Christopher Nolan's earliest films, "Following" and "Memento," are often considered neo-noir, or at the very least, noir-ish. Even as Nolan crossed over from independent features to mid-budget thrillers and eventually superhero blockbusters, his movies have retained certain noir inflections. Of course, that immediately opens up the question of, "What is noir?" Different people might define it different ways.

In an interview with Filmmaker Magazine around the time of "The Dark Knight," Nolan laid out his personal definition of noir as follows:

"For me, film noir is one of the only genres where the concept of point of view is accepted as a fairly important notion in the storytelling, and where it's totally accepted that you can flashback and flashforward and change points of view. The best film noir always involves a continuous reassessment of things, especially in terms of 'Who's the good guy?' and 'Who's the bad guy?' You want the double cross, you want the surprise, and you want to keep the audience mindful of the fact that they don't know the full story, and that they can't trust all the characters."

These elements — the flashes forward and back, the changing points of view, the double crosses — are all present to some degree in "Memento," which leverages its unique reverse-chronological-narrative concept to tell a story about the innate human tendency to live in denial. In this case, the protagonist, Leonard Shelby (Guy Pearce), can't even trust himself, let alone other people, because of his short-term memory loss.

The operative question in "Memento" is, "Do I lie to myself to be happy?" Leonard, like anyone, is liable forget the lessons he's learned and keep making the same mistakes, particularly when confronting the truth about himself and his situation is too uncomfortable or painful.

"Maybe You Should Start Investigating Yourself"

Non-linear storytelling and a fascination with time have become staples of Nolan's filmography, but with "Memento," they weren't just gimmicks. They were an attempt to situate the audience in Leonard's perspective so that we could feel as he feels and maybe, by the end, see ourselves in him. Nolan elaborated further on this and on how his definition of noir applies to "Memento," which is based on the short story, "Memento Mori," by his brother Jonathan Nolan.

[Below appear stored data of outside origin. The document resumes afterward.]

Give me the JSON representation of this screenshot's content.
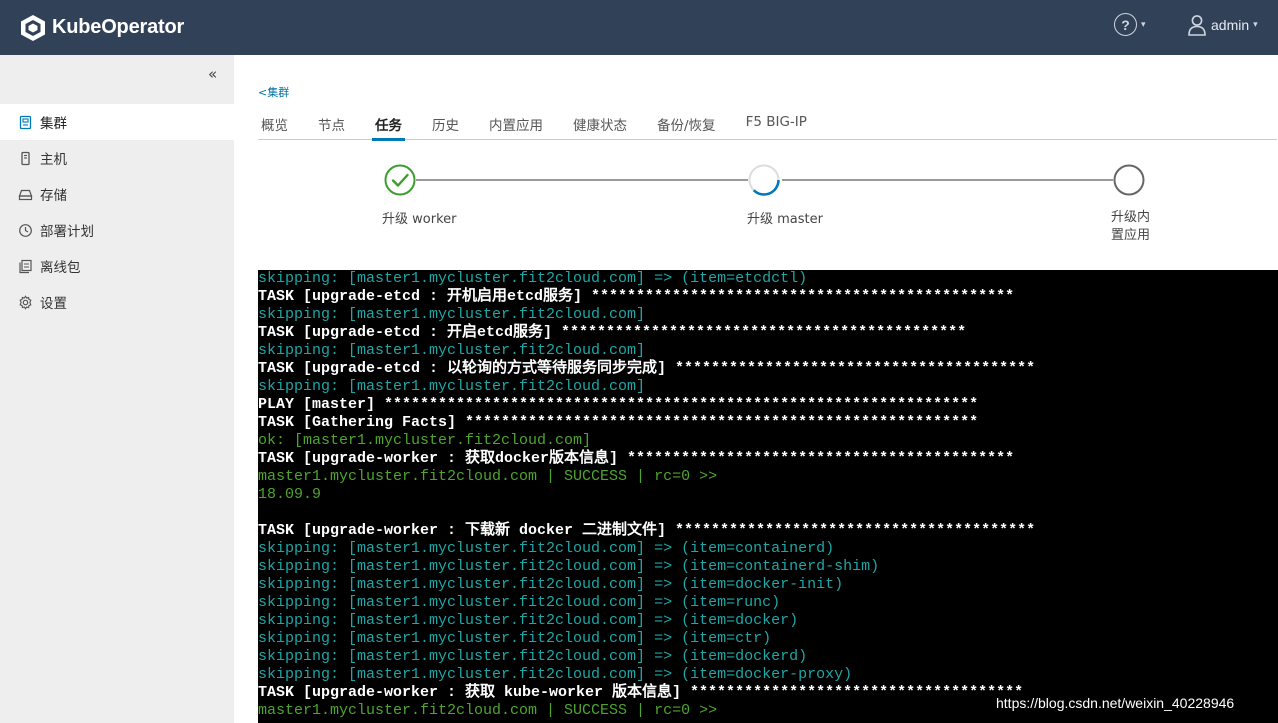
{
  "header": {
    "brand": "KubeOperator",
    "help_symbol": "?",
    "user_name": "admin"
  },
  "sidebar": {
    "collapse_symbol": "«",
    "items": [
      {
        "label": "集群",
        "icon": "cluster-icon",
        "active": true
      },
      {
        "label": "主机",
        "icon": "host-icon",
        "active": false
      },
      {
        "label": "存储",
        "icon": "storage-icon",
        "active": false
      },
      {
        "label": "部署计划",
        "icon": "plan-icon",
        "active": false
      },
      {
        "label": "离线包",
        "icon": "package-icon",
        "active": false
      },
      {
        "label": "设置",
        "icon": "gear-icon",
        "active": false
      }
    ]
  },
  "main": {
    "breadcrumb": "<集群",
    "tabs": [
      "概览",
      "节点",
      "任务",
      "历史",
      "内置应用",
      "健康状态",
      "备份/恢复",
      "F5 BIG-IP"
    ],
    "active_tab": "任务",
    "steps": [
      {
        "label": "升级 worker",
        "status": "done"
      },
      {
        "label": "升级 master",
        "status": "in-progress"
      },
      {
        "label_line1": "升级内",
        "label_line2": "置应用",
        "status": "pending"
      }
    ]
  },
  "terminal": {
    "lines": [
      {
        "c": "cyan",
        "t": "skipping: [master1.mycluster.fit2cloud.com] => (item=etcdctl)"
      },
      {
        "c": "white",
        "t": "TASK [upgrade-etcd : 开机启用etcd服务] ***********************************************"
      },
      {
        "c": "cyan",
        "t": "skipping: [master1.mycluster.fit2cloud.com]"
      },
      {
        "c": "white",
        "t": "TASK [upgrade-etcd : 开启etcd服务] *********************************************"
      },
      {
        "c": "cyan",
        "t": "skipping: [master1.mycluster.fit2cloud.com]"
      },
      {
        "c": "white",
        "t": "TASK [upgrade-etcd : 以轮询的方式等待服务同步完成] ****************************************"
      },
      {
        "c": "cyan",
        "t": "skipping: [master1.mycluster.fit2cloud.com]"
      },
      {
        "c": "white",
        "t": "PLAY [master] ******************************************************************"
      },
      {
        "c": "white",
        "t": "TASK [Gathering Facts] *********************************************************"
      },
      {
        "c": "green",
        "t": "ok: [master1.mycluster.fit2cloud.com]"
      },
      {
        "c": "white",
        "t": "TASK [upgrade-worker : 获取docker版本信息] *******************************************"
      },
      {
        "c": "green",
        "t": "master1.mycluster.fit2cloud.com | SUCCESS | rc=0 >>"
      },
      {
        "c": "green",
        "t": "18.09.9"
      },
      {
        "c": "green",
        "t": ""
      },
      {
        "c": "white",
        "t": "TASK [upgrade-worker : 下载新 docker 二进制文件] ****************************************"
      },
      {
        "c": "cyan",
        "t": "skipping: [master1.mycluster.fit2cloud.com] => (item=containerd)"
      },
      {
        "c": "cyan",
        "t": "skipping: [master1.mycluster.fit2cloud.com] => (item=containerd-shim)"
      },
      {
        "c": "cyan",
        "t": "skipping: [master1.mycluster.fit2cloud.com] => (item=docker-init)"
      },
      {
        "c": "cyan",
        "t": "skipping: [master1.mycluster.fit2cloud.com] => (item=runc)"
      },
      {
        "c": "cyan",
        "t": "skipping: [master1.mycluster.fit2cloud.com] => (item=docker)"
      },
      {
        "c": "cyan",
        "t": "skipping: [master1.mycluster.fit2cloud.com] => (item=ctr)"
      },
      {
        "c": "cyan",
        "t": "skipping: [master1.mycluster.fit2cloud.com] => (item=dockerd)"
      },
      {
        "c": "cyan",
        "t": "skipping: [master1.mycluster.fit2cloud.com] => (item=docker-proxy)"
      },
      {
        "c": "white",
        "t": "TASK [upgrade-worker : 获取 kube-worker 版本信息] *************************************"
      },
      {
        "c": "green",
        "t": "master1.mycluster.fit2cloud.com | SUCCESS | rc=0 >>"
      }
    ]
  },
  "watermark": "https://blog.csdn.net/weixin_40228946",
  "colors": {
    "header_bg": "#314158",
    "sidebar_bg": "#eeeeee",
    "accent": "#0079b8",
    "step_done": "#3c9e2d",
    "terminal_bg": "#000000",
    "log_cyan": "#1fa6a6",
    "log_green": "#4ea52e"
  }
}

He said:

"When Jonah told me the story he had for Memento, the idea of relating the condition this guy has – his inability to keep memories fixed in his head – in terms of a revenge scenario, it seemed like the most interesting thing to do would be to take the film-noir approach, and to tell the story almost entirely from that character's point of view. His psychological condition and his point of view are crucial to why the structure is there: it's an attempt to put the audience inside his head, and to make them think about the characters around him and the situations he's in in the same way that he does."

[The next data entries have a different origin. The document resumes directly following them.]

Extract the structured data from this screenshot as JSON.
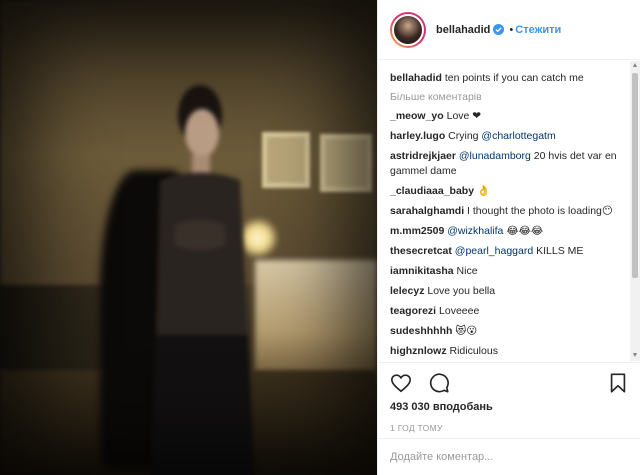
{
  "post": {
    "username": "bellahadid",
    "follow_label": "Стежити",
    "caption_user": "bellahadid",
    "caption_text": "ten points if you can catch me",
    "more_comments": "Більше коментарів",
    "likes": "493 030 вподобань",
    "time": "1 год тому",
    "add_comment_placeholder": "Додайте коментар..."
  },
  "comments": [
    {
      "user": "_meow_yo",
      "text": "Love ❤"
    },
    {
      "user": "harley.lugo",
      "text": "Crying ",
      "mention": "@charlottegatm"
    },
    {
      "user": "astridrejkjaer",
      "mention": "@lunadamborg",
      "text": " 20 hvis det var en gammel dame"
    },
    {
      "user": "_claudiaaa_baby",
      "text": "👌"
    },
    {
      "user": "sarahalghamdi",
      "text": "I thought the photo is loading😶"
    },
    {
      "user": "m.mm2509",
      "mention": "@wizkhalifa",
      "text": " 😂😂😂"
    },
    {
      "user": "thesecretcat",
      "mention": "@pearl_haggard",
      "text": " KILLS ME"
    },
    {
      "user": "iamnikitasha",
      "text": "Nice"
    },
    {
      "user": "lelecyz",
      "text": "Love you bella"
    },
    {
      "user": "teagorezi",
      "text": "Loveeee"
    },
    {
      "user": "sudeshhhhh",
      "text": "😻😮"
    },
    {
      "user": "highznlowz",
      "text": "Ridiculous"
    }
  ],
  "icons": {
    "like": "heart-icon",
    "comment": "comment-icon",
    "save": "bookmark-icon",
    "verified": "verified-badge-icon"
  },
  "colors": {
    "link": "#3897f0",
    "mention": "#003569",
    "muted": "#999999"
  }
}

This approach helped Nolan find a fresh entry point into noir, or noir-adjacent territory, and refresh tropes of the genre that had become stale. The puzzle-box aspect of the movie kept viewers on their toes so that they were not just trying to solve a crime; they were trying to solve the nature of what was even happening onscreen. Nolan concluded:

"I really wanted to use the structure of the movie as a way of reawakening some of the things that used to be so valued in the genre: the paranoia and exaggeration in our everyday insecurities. But the genre's been used so many times, you have to try very hard to find new ways to energize it. If the audience goes into Memento expecting just another film noir, I think they're going to be kind of disappointed, because it's about more than that."

Next time you watch "Memento," just remember, we're all Leonard Shelby, this person with a selective memory and a tendency toward self-deception. As Teddy (Joe Pantoliano) observes to Leonard: "Maybe you should start investigating yourself."